What is certain, is that this name only appeared during the 1250 Inquirições of Afonso III. This is because the area around Aveleda was under the protection of Spanish monasteries of Moreirola and San Martin de Castanheda. It was there that the celebrated Abbott of Baçal was parish priest (between 1896 and 1910), always travelling by foot and complying a dossier of his thoughts in Memórias Arqueológico: Históricas do Distrito de Bragança, a twelve-tome work detailing the municipal history. In this case, he referred specifically to the village of Varge (on the southern perimeter of Aveleda), which was derived from varzena or varcena, a medieval term to designate artificial or natural low wetlands. The wells in this area are also referred to by the local peoples as varja or varjas, literally fish traps.

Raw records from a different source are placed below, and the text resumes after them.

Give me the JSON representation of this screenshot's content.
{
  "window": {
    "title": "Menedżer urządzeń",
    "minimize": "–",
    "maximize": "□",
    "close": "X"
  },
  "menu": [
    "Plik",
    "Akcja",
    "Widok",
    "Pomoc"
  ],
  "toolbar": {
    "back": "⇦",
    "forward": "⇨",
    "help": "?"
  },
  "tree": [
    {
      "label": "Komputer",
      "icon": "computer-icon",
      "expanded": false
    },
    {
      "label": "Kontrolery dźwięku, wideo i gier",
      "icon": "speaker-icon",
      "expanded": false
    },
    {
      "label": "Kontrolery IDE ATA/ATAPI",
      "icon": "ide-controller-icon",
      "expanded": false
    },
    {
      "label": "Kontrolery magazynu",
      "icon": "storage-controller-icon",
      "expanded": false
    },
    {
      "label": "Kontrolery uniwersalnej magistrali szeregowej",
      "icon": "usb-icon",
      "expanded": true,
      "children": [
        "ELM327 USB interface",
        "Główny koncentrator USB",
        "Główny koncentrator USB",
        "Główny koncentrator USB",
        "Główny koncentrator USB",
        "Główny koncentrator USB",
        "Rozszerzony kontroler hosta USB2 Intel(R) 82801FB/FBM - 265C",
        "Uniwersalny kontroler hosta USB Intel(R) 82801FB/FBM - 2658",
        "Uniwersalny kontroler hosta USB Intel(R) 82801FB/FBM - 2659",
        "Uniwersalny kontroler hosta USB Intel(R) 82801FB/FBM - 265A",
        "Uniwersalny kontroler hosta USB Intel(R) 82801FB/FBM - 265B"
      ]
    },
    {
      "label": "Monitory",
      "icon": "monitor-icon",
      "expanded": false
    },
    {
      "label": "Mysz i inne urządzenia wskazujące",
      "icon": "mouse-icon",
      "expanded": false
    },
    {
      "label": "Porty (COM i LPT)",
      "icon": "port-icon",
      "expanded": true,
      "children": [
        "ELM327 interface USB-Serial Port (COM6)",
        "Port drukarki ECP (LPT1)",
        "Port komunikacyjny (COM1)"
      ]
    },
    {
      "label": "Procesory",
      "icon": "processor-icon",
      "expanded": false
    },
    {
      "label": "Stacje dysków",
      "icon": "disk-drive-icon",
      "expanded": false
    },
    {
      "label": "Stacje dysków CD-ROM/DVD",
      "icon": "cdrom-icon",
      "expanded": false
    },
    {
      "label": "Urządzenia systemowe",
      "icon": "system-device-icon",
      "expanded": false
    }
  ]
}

The Matriz Church, on a slight elevation, dates back to the 18th century.

The bridge that crosses the Pepim River in Aveleda, constructed on stone, was completed in 1952.

==Geography==
Aveleda is located along the Portuguese-Spanish border within the Parque Natural de Montesinho (Montesinho Natural Park), three kilometres northeast of the municipal seat of Bragança.

It is characterized by hills and river-valleys, along a plateau with an average of 500 metres altitude. It is crossed by two water courses that flow from north to south: the Ribeira das Igrejas, which crosses the village of Varge, and the Ribeira de Pepim, which intersects the village of Aveleda. Both ravines spring from the Serra de Pedralba, crossing from Spain, and flow as tributaries of the Sabor River.

==Architecture==
There are several vestiges of historical architecture and rural constructions in this parish, that include: the two main historical springs/wells (Fonte da Pinela and Fonte d'Aldeia), which were subterranean channels of potable water; watermills and ancient blacksmith's forge. The following were classified by IGESPAR as national monuments or architecturally significant heritage:

===Civic===
- Fountain of Pinela (Fonte da Pinela)

===Religious===
- Church of São Cipriano (Igreja Paroquial de Aveleda/Igreja de São Cipriano), built in the 17th century, the parochial church of Aveleda was directed by the abbey Meixedo, before falling under the administration of Miranda;
- Church of São Miguel (Igreja Paroquial de Varge/Igreja de São Miguel/Igreja de Varge), a relatively small parish, the church of Varge had little more than 40 parishioners at the time of its institution, during the 17th century;
- Chapel of São Sebastião (Capela de São Sebastião/Capelo de Santo Padre), constructed during the 18th century, the chapel has been a site for pilgrims, first for São Julião, but later Santo Padre (celebrated on 20 January), during the winter seasons. A register of azulejo is located above the main portal.